On 2 March 2021 Stuart-Smith LJ refused permission to Mr Carroll to appeal the order of Tipples J rejecting his claim in Carroll v (1) Michael Taylor (2) Michael Doyle (3) Emms Taxis Limited (4) QBE Insurance (Europe) Limited  EWHC 153 (QB).
Mr Carroll suffered catastrophic head injuries in the early hours of Sunday 19 August 2012 as he made his way home after a night out with friends in the centre of Liverpool. He had been drinking and shortly before 3am hailed a black cab to take him to his home in Huyton. The taxi driver did not do so. Rather, he stole the Claimant’s debit card and PIN and then left Mr Carroll in the Old Swan area of Liverpool, to find his own way home some three miles away. Mr Carroll without any money on him, continued home on foot and, at the same time, his girlfriend set out to find him in her car. She did not find him. Whilst pausing on the walk home Mr Carroll fell off the barrier of a motorway bridge into the car park below and was severely injured. Mr Carroll, who is now 31 years old, remains severely brain injured and requires 24-hour care. The taxi driver was convicted of theft.

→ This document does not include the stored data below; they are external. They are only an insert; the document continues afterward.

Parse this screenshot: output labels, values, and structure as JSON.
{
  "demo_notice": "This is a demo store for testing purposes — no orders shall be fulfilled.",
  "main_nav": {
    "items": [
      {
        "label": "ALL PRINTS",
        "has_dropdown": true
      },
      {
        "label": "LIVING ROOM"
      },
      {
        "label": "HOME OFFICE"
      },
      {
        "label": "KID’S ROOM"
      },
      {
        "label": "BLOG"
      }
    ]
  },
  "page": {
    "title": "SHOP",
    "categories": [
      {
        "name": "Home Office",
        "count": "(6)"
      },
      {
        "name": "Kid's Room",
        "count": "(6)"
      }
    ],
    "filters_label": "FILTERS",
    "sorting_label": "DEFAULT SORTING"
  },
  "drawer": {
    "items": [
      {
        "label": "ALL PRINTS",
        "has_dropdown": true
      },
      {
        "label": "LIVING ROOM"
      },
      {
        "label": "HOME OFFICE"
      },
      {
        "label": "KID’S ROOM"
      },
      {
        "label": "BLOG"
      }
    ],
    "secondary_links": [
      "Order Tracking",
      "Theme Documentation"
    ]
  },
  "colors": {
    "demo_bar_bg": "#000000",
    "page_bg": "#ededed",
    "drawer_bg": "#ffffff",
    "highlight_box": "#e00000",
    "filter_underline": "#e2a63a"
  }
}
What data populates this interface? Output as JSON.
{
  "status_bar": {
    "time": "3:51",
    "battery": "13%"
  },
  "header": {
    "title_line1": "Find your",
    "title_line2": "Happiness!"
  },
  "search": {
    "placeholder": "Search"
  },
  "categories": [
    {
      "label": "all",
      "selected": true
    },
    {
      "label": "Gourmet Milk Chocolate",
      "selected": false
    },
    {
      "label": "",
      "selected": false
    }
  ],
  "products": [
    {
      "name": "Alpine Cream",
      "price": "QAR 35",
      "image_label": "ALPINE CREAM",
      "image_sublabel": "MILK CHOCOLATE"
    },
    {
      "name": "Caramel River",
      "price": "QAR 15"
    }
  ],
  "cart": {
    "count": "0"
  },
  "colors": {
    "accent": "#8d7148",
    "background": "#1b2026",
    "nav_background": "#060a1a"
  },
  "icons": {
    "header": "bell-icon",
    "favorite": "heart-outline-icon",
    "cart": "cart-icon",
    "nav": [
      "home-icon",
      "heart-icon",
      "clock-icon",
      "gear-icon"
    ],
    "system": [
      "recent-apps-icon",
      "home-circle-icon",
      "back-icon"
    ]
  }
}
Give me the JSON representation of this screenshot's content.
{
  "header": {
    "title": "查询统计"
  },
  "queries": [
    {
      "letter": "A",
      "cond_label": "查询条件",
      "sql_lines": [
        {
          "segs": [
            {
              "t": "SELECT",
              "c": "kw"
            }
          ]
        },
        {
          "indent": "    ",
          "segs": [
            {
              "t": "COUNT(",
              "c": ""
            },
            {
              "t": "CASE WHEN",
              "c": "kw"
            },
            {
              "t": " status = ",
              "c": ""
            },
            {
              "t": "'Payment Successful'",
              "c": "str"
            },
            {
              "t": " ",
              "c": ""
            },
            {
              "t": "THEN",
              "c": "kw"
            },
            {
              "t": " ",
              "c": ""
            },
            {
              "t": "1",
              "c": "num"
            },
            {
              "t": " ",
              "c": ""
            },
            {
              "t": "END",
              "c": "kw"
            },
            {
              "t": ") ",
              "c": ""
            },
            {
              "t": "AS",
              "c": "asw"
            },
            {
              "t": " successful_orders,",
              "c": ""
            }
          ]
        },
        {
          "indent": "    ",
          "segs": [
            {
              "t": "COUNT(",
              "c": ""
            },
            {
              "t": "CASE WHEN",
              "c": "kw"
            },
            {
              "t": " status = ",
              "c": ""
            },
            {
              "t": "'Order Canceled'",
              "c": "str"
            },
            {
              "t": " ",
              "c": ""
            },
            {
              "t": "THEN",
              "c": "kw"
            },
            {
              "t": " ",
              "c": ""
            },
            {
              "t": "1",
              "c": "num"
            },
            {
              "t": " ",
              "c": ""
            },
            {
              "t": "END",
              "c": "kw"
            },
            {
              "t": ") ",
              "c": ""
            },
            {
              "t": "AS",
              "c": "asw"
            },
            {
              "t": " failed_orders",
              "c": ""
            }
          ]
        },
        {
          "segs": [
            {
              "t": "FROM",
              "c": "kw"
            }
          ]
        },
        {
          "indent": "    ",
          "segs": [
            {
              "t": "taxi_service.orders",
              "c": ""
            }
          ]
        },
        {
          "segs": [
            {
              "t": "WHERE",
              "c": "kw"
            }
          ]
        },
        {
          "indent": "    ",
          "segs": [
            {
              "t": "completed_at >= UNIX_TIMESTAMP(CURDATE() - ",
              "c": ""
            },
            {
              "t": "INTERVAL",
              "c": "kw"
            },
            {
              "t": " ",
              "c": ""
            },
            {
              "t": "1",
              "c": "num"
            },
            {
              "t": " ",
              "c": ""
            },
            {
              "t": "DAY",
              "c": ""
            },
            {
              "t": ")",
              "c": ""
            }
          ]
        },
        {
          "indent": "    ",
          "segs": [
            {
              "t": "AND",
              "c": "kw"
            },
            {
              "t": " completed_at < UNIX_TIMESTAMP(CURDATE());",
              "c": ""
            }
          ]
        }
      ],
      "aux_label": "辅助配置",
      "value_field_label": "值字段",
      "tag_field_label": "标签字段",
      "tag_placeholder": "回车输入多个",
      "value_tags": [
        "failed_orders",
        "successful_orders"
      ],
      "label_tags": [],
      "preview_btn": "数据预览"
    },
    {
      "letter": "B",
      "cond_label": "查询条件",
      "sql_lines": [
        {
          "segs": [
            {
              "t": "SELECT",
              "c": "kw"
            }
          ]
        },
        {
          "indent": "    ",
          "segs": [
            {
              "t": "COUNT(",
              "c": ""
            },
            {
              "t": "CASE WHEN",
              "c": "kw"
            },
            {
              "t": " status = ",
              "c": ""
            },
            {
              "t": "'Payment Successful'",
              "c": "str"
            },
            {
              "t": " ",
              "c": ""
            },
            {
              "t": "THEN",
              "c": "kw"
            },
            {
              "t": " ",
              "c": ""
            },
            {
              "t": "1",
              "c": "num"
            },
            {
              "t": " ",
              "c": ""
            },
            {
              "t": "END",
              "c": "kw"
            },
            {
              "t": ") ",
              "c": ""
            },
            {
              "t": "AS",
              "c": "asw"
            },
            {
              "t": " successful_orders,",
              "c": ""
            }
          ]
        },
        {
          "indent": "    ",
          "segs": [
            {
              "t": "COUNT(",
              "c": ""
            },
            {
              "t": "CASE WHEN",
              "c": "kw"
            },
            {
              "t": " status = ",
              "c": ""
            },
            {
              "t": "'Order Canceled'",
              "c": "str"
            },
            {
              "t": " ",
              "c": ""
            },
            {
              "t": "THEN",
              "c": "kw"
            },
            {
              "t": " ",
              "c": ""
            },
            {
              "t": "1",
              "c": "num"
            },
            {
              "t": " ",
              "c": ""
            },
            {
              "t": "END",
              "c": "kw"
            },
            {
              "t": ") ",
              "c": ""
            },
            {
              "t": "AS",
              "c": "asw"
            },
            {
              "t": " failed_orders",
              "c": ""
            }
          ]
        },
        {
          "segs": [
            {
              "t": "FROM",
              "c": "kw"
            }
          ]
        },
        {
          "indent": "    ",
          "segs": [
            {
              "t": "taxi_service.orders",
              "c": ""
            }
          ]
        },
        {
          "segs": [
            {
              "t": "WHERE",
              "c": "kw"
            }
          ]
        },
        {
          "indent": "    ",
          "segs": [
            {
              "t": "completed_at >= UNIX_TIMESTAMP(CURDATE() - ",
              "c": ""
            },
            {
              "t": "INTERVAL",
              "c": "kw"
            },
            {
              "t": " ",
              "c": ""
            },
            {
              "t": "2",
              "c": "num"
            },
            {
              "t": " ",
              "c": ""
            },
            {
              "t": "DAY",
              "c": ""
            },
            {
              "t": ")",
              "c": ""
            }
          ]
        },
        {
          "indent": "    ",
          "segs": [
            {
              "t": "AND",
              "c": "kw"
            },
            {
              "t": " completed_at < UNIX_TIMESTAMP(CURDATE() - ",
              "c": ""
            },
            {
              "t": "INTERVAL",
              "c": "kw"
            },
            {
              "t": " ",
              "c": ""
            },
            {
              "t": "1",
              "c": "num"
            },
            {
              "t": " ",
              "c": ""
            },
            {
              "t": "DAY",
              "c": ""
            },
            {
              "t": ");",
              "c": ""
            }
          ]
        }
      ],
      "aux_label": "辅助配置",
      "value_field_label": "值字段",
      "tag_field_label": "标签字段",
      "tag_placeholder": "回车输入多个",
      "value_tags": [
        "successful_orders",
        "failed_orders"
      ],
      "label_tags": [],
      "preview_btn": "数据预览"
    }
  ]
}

QBE Insurance (Europe) Ltd had issued a policy and certificate of insurance to the owner of the taxi, which also extended to the taxi driver who hired the cab. Mr Carroll alleged a direct right of action against the insurer under the European Communities (Rights against Insurers) Regulations 2002 in respect of claims in negligence against the driver and owner of the taxi.
Isabel Hitching QC, instructed by Andrew Parker and Adam Ballard of DAC Beachcroft on behalf of QBE, contended that no such direct right of action existed because the Claimant’s injuries were not caused by and did not arise out of the use of the taxi as required by section 145 of the Road Traffic Act 1988.
At a trial of this question as a preliminary issue the judge, Tipples J , found that QBE was ‘clearly’ correct. Applying the principles derived from Dunthorne v Bentley  RTR 428, CA and recently summarised by Lord Hodge in R & S Pilling (trading as Phoenix Engineering) v UK Insurance Ltd  2 WLR 1015, SC, the judge held that it was ‘very clear’ that ‘the Claimant’s injuries had nothing whatsoever to do with “the use of the vehicle on a road” in the context of section 145(3)(a) of the RTA’. The judge confirmed that Dunthorne v Bentley was ‘close to the line’ and held that Mr Carroll’s claim was ‘nowhere near the line’.
In his reasons for refusing permission to appeal Stuart-Smith LJ concluded that an appeal on the basis that Mr Carroll’s injuries ‘arose out of the use of the taxi’ was ‘bound to fail’. He stated that Tipples J had adopted the right approach, taking ‘all potentially relevant circumstances and guidance into account – including that Dunthorne v Bentley was close to the line and the observations of Lord Hodge JSC in Pilling’.
Stuart-Smith LJ expanded stating ‘The Judge was right to test the Claimant’s case by reference to (a) whether the journey had come to an end – which it clearly had; and (b) any temporal or geographical nexus between the use of the taxi and the injuries suffered by the Claimant. She was also right (despite the fact that she was not applying the words ‘caused by’) to advert to the fact that the injuries were caused as a consequence of a series of decisions independently made by the Claimant after the journey in the taxi had ended, each of which progressively tended to the conclusion that the injuries arose out of what happened after the journey had ended and did not arise out of the use of the taxi by the taxi driver.’
Tipples J had endorsed Silber J’s analysis of the applicable law in AXN v Worboys  EWHC 1730 (QB), the taxi driver rapist case in which Isabel Hitching QC, also instructed by Andrew Parker of DAC Beachcroft, successfully appeared for motor insurers.
Stuart-Smith LJ’s decision and clear reasoning provides welcome Court of Appeal level confirmation as to the interpretation and application of the Dunthorne v Bentley test.